Несчастье было столь велико, что когда Люда оправилась от первого потрясения и попыталась понять, что же она в действительности испытывает, попыталась опознать среди взбаламученных чувств отдельные ощущения, она обнаружила, что ничего определенного, кроме тяжести и стеснения в груди, не чувствует. Было бы легче, если бы она могла сказать про себя, что оскорблена, но этого не было. Должна была она испытывать стыд, но и стыд ее оказался какой-то вымученный. Она не находила в своей душе ничего такого, что можно было бы описать общепринятым словом. Жгучая обида, которая охватила ее в ту несчастную ночь, обратилась не вовне, не на людей и обстоятельства, а внутрь себя. Горячечная буря прокатилась опустошением и ушла, ничего за собой не оставив.
Но отсутствие чувств само по себе создавало мучительное по своему характеру ощущение пустоты. Пустота была там, где прежде предполагалось наличие гордости, самоуважения, способности к переживанию — предполагалась личность. Пустота эта странным образом сочеталась с тяжестью. Прежде Люда различала в себе богатство красок и оттенков, теперь остались два цвета: белый и черный. Белый был пустота. Черный — тяжесть.

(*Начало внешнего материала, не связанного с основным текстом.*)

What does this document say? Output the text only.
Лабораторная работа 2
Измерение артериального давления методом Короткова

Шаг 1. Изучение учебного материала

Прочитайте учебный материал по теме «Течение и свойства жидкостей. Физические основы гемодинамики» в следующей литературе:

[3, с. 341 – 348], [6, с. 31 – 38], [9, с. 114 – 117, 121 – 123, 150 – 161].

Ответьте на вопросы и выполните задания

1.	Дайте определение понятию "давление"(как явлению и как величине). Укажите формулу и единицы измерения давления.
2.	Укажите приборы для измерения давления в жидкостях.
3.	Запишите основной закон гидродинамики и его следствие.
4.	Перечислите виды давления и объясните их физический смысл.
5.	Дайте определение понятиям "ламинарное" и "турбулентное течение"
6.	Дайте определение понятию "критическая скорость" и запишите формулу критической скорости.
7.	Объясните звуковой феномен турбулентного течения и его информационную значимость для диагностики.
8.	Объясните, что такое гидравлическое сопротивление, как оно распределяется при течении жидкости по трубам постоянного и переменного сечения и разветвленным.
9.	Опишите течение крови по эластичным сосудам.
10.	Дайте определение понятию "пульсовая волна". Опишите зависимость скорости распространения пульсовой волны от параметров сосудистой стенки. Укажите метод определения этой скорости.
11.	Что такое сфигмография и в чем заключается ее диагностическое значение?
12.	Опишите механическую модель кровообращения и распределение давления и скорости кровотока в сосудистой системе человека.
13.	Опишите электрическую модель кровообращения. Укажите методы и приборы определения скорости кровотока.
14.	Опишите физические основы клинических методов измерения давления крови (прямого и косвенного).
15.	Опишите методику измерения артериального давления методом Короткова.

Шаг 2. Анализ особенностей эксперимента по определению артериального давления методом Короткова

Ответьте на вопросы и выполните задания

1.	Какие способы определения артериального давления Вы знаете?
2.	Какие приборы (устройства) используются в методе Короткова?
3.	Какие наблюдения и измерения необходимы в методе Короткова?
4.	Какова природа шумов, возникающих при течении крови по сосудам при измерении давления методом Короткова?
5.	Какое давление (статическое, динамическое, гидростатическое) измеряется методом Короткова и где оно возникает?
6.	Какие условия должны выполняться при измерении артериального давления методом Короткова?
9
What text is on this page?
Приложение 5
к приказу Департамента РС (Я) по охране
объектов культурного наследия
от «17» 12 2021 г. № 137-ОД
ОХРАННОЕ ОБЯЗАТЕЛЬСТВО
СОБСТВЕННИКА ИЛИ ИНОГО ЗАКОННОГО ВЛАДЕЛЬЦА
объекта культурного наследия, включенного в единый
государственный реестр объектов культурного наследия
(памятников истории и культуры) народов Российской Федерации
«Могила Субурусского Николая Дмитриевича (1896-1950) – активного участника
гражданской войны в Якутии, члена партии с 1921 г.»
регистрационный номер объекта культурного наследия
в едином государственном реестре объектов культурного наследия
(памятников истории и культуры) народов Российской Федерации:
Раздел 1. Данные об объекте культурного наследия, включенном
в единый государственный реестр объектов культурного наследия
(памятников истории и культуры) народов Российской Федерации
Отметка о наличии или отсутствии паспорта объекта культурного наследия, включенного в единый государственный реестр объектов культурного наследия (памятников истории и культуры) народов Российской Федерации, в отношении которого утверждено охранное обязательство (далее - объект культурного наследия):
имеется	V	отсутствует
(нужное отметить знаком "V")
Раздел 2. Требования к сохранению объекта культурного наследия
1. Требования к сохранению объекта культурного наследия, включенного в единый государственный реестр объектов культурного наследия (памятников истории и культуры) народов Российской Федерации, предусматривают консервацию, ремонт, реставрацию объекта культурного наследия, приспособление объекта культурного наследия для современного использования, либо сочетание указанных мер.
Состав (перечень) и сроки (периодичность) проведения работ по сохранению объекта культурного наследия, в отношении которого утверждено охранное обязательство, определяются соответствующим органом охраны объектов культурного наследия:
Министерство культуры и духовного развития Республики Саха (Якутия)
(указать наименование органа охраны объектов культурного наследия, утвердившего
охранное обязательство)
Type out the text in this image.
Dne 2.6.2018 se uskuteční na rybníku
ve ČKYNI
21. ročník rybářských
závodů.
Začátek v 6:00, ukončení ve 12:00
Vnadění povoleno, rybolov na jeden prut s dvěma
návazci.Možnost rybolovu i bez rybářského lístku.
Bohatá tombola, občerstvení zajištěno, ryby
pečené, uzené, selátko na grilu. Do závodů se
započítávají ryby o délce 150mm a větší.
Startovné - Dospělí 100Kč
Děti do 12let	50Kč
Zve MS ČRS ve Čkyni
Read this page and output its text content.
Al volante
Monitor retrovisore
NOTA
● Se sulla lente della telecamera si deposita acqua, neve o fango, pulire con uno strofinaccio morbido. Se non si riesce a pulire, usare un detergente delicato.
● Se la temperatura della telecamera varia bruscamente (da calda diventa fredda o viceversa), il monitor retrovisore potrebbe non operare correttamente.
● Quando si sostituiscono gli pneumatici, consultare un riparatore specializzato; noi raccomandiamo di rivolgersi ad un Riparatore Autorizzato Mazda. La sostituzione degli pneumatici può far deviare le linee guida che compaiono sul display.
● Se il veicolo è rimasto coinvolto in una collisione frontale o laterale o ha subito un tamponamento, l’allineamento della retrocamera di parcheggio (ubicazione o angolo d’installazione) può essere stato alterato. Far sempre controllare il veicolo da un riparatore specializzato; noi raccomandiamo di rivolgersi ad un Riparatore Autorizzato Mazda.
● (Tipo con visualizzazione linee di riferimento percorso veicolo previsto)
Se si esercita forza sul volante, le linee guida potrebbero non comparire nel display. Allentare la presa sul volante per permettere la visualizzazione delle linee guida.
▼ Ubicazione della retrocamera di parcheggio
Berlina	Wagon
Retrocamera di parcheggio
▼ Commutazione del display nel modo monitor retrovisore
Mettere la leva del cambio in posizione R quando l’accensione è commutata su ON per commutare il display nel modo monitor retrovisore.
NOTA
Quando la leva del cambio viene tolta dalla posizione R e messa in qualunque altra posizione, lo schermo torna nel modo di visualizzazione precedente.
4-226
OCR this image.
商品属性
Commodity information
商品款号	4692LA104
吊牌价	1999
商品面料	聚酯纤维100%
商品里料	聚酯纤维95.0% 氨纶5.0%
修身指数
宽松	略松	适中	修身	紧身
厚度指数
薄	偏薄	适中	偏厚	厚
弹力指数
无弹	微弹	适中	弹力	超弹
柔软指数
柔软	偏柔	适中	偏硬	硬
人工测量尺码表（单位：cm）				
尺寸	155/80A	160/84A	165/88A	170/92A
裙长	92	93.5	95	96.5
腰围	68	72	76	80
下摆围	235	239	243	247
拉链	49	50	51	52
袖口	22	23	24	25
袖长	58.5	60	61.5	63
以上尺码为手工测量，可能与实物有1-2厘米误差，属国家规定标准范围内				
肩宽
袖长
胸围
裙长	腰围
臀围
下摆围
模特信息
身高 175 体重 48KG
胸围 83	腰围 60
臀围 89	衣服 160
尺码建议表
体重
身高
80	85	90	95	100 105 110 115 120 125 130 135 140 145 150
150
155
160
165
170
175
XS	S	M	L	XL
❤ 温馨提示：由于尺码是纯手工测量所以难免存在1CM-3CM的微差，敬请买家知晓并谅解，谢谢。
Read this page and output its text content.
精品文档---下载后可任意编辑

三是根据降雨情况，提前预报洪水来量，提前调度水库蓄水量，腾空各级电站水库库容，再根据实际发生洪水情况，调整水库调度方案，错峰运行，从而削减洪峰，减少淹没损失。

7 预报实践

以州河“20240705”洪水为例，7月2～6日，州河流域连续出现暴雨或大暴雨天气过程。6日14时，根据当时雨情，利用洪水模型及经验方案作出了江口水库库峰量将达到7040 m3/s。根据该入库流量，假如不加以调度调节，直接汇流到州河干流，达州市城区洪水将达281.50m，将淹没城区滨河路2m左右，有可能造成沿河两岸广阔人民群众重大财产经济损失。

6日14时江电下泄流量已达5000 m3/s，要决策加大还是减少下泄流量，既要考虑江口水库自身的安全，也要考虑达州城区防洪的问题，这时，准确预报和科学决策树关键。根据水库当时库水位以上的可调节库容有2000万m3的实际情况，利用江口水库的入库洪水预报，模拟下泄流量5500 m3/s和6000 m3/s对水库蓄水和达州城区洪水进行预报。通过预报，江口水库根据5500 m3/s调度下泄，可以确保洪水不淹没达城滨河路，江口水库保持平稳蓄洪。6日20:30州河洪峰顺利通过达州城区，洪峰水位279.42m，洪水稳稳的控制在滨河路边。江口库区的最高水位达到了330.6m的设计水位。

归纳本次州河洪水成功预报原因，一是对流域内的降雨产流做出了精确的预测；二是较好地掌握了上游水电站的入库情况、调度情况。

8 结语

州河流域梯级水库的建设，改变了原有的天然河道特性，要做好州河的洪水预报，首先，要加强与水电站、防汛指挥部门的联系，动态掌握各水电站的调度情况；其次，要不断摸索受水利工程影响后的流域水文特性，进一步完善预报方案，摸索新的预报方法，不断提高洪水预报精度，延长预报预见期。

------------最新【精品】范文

Она не находила в себе потребности и даже простой возможности что-либо осмыслить. В конце концов, произошло еще не самое худшее из того, что вообще могло с ней случиться, — ее не стало и все тут. Ее не было. Она ощущала свое несуществование. Для того, чтобы осмысливать, просто для того, чтобы возвращаться к ощущениям памяти, нужно было бы для начала быть. Возвращение чувств неизбежно отозвалось бы острым приступом боли. Она боялась боли, потому что не знала, хватит ли у нее сил вынести эту боль с достоинством.
Она научилась избегать мыслей о Трескине, дома не подходила к телефону. А если Трескин попадался ей на пути, то не бежала прочь, а проходила сквозь Трескина, как сквозь пустоту, потому что и сама была пустота. А он не понимал этого и пытался заговорить.
Столкновение с Сашей впервые после гостиничной ночи причинило ей настоящую, резкую боль. Саша застиг ее врасплох; Трескин преследовал неотступно, про Сашу она почему-то думала, что он никогда уже не появится. Несколько дней, прошедшие после несчастья, были для нее бесконечным сроком, беспредельность эту Люда распространяла и на будущее. Трескин бесконечно ее преследовал, Саша бесконечно отсутствовал, она не задумывалась, почему так, она вообще не имела мыслей и все принимала как данность. Юра, которого она любила, распался на Трескина и на Сашу, соединить их было невозможно; присутствие одного означало отсутствие другого. Несчастье как раз и состояло в том, что никаким усилием воли нельзя уже было собрать Юру заново. Ту часть Юры, которая была Трескиным, она знала, но не любила, а ту часть, которая была Сашей, любила, но не знала.
Потому и любовь ее была такая же химера, как и сам Юра.
Где-то в глубине души Люда сознавала, что любила она Юру как бы… в счет будущего. То есть умственно. Сама себя обольстила, чтобы полюбить Юру, который в свою очередь представлял собой не что иное, как обольщение чувств, призрачное порождение пустоты. Пустой любовью она любила пустоту, и потому сама была пустота.
Столкновение с Сашей вызвало такую боль, как если бы она все еще сохраняла способность страдать.
Она научилась избегать мыслей о Трескине, теперь нужно было учиться избегать мыслей о Саше. Оказалось, что это не само собой разумеется — каждый из них требует отдельного и независимого усилия.